A few tips: If you roast the squash beforehand and keep it in the fridge (or freezer, I guess) as I do, this soup is super easy and quick to make -- and all it dirties are a single pot, the blender and a ladle. You can also forego the shallot and/or garlic if you don't have 'em around, and I've made it before with only one of the herbs. The cream is optional, too -- maybe taste the soup before you add it, since the soup can be awfully creamy on its own -- but the Worcestershire and herb flavors really make it.
Paul Prudhomme has a fabulous butternut squash soup recipe in his Seasoned America book, but I could not find it online. If you can find the book in a store or the library (it's at least 15 years old so it might be out of print) you absolutely have to try it. It has a depth of flavor that I have not found in other squash soups.
Note: It is NOT the healthy recipe that requires his seasoning mixes.
I hate really sweet anything. I do both sweet and savory togegther. I use onions and apples and chicken broth and curry powder and a bit of brown sugar. And I keep tasting to be sure I keep it in between the two.
I know it sounds weird, but butternut squash soup with peanut butter is really good. Use the squash, onions and/or leeks, celery, garlic, chicken broth, about a cup of smooth peanut butter, and whatever other seasonings float your boat.
For actual recipes google either "butternut squash peanut butter soup" or "pumpkin peanut butter soup."
I'm also a fan of the savory - my favorite recipe is from Alfred Portale's 12 Seasons Cookbook. It's very similar to everybodyever's recipe, except there's no onion or cream, and it uses thyme and bay leaf instead of rosemary. Portale's recipe calls for deeply caramelizing the squash in butter in a skillet, and adding them to the sweated shallots, garlic, thyme, and bay leaf in the soup pot. I prefer water or ham broth to chicken stock - I've found that chicken stock tends to dominate the flavor too much. The flavors are deep enough to sing on their own when the soup is made with water, but my favorite version is the one with ham broth - it lends a subtle structure, without being as obvious as bacon.

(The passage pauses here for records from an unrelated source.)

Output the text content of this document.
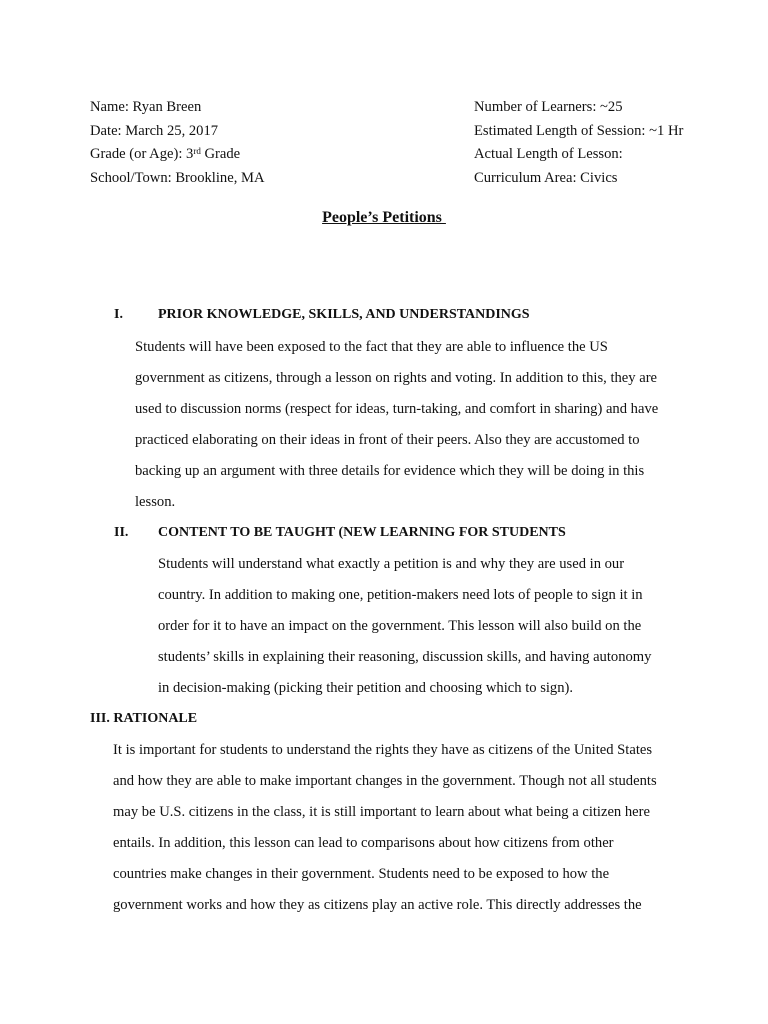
Name: Ryan Breen
Date: March 25, 2017
Grade (or Age): 3rd Grade
School/Town: Brookline, MA
Number of Learners: ~25
Estimated Length of Session: ~1 Hr
Actual Length of Lesson:
Curriculum Area: Civics
People’s Petitions
I.	PRIOR KNOWLEDGE, SKILLS, AND UNDERSTANDINGS
Students will have been exposed to the fact that they are able to influence the US
government as citizens, through a lesson on rights and voting. In addition to this, they are
used to discussion norms (respect for ideas, turn-taking, and comfort in sharing) and have
practiced elaborating on their ideas in front of their peers. Also they are accustomed to
backing up an argument with three details for evidence which they will be doing in this
lesson.
II. CONTENT TO BE TAUGHT (NEW LEARNING FOR STUDENTS
Students will understand what exactly a petition is and why they are used in our
country. In addition to making one, petition-makers need lots of people to sign it in
order for it to have an impact on the government. This lesson will also build on the
students’ skills in explaining their reasoning, discussion skills, and having autonomy
in decision-making (picking their petition and choosing which to sign).
III. RATIONALE
It is important for students to understand the rights they have as citizens of the United States
and how they are able to make important changes in the government. Though not all students
may be U.S. citizens in the class, it is still important to learn about what being a citizen here
entails. In addition, this lesson can lead to comparisons about how citizens from other
countries make changes in their government. Students need to be exposed to how the
government works and how they as citizens play an active role. This directly addresses the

In the last batch I made, a fair amount of squash stuck to the skillet I was browning them in, so I deglazed it with ham broth and added the whole mess to the soup. I don't know if it's the ham broth, or the extra caramelized bits, but it was definitely the best version I've ever made.
I like to add a bit of good red wine vinegar at the end - it really helps round out the flavor, tempers excess sweetness, and seems to bring out some of the background components into sharper relief. Sage leaves fried in butter have always been my favorite topping, but my current favorite is pumpkinseed oil and toasted crushed chili flakes.